How you really are what you eat

What You Eat Affects Your Genes: RNA from Rice Can Survive Digestion and Alter Gene Expression
[Via 80beats]

RNAs from rice can survive digestion and make their way into mammalian tissues, where they change the expression of genes.

What’s the News: It’s no secret that having lunch messes with your biochemistry. Once that sandwich hits your stomach, genes related to digestion have been activated and are causing the production of the many molecules that help break food down. But a new study suggests that the connection between your food’s biochemistry and your own may be more intimate than we thought. Tiny RNAs usually found plants have been discovered circulating in blood, and animal studies indicate that they are directly manipulating the expression of genes.

What’s the Context:

  • MicroRNAs, or miRNAs, are molecules involved in regulation of gene expression, the transcription of genes into proteins. miRNAs bind to the messenger RNAs that ferry genetic information from DNA to the ribosomes, which translate messenger RNAs into proteins.
  • When a miRNA binds a messenger RNA, it keeps it from being translated, thus preventing that gene from being expressed.

[More]

MicroRNAs have recently been found all over the place. The fact that they can withstand all sorts of digestive processes is unexpected.
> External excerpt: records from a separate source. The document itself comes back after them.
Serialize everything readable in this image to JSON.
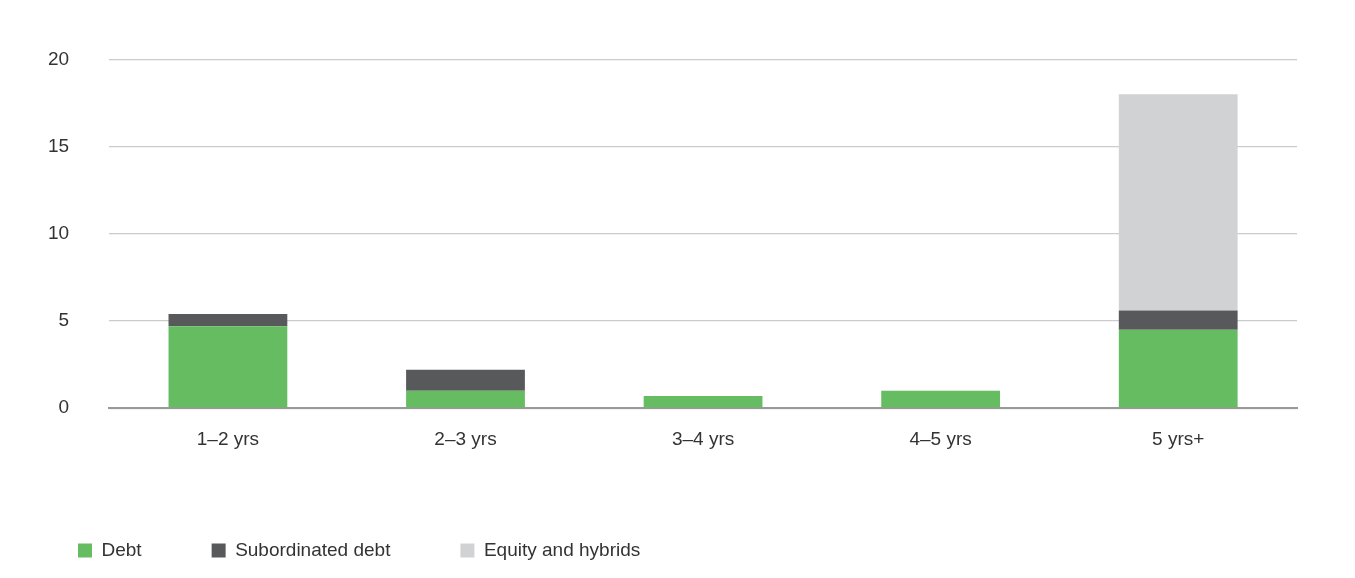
{
  "chart_data": {
    "type": "bar",
    "stacked": true,
    "categories": [
      "1–2 yrs",
      "2–3 yrs",
      "3–4 yrs",
      "4–5 yrs",
      "5 yrs+"
    ],
    "series": [
      {
        "name": "Debt",
        "color": "#66bc61",
        "values": [
          4.7,
          1.0,
          0.7,
          1.0,
          4.5
        ]
      },
      {
        "name": "Subordinated debt",
        "color": "#58595b",
        "values": [
          0.7,
          1.2,
          null,
          null,
          1.1
        ]
      },
      {
        "name": "Equity and hybrids",
        "color": "#d1d2d4",
        "values": [
          null,
          null,
          null,
          null,
          12.4
        ]
      }
    ],
    "ylim": [
      0,
      20
    ],
    "yticks": [
      0,
      5,
      10,
      15,
      20
    ],
    "grid": "y",
    "legend": "bottom left"
  }
}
The fact that they can also act as a new type of hormone – released by one cell type to affect expression in another – is also just now being appreciated.

Now we find out that the microRNAs from the food we eat can also affect gene expression and our metabolism. So, you could eat exactly the same calories of food but the microRNAs present could alter your metabolism so one set of calories goes to fat while the other goes to muscle energy stores.

Dieting just got a lot more complex. But it explains somewhat how two people could eat the same things but have different outcomes. Their own miRNA background would interact with the incoming miRNAs to create an almost unique response to the food.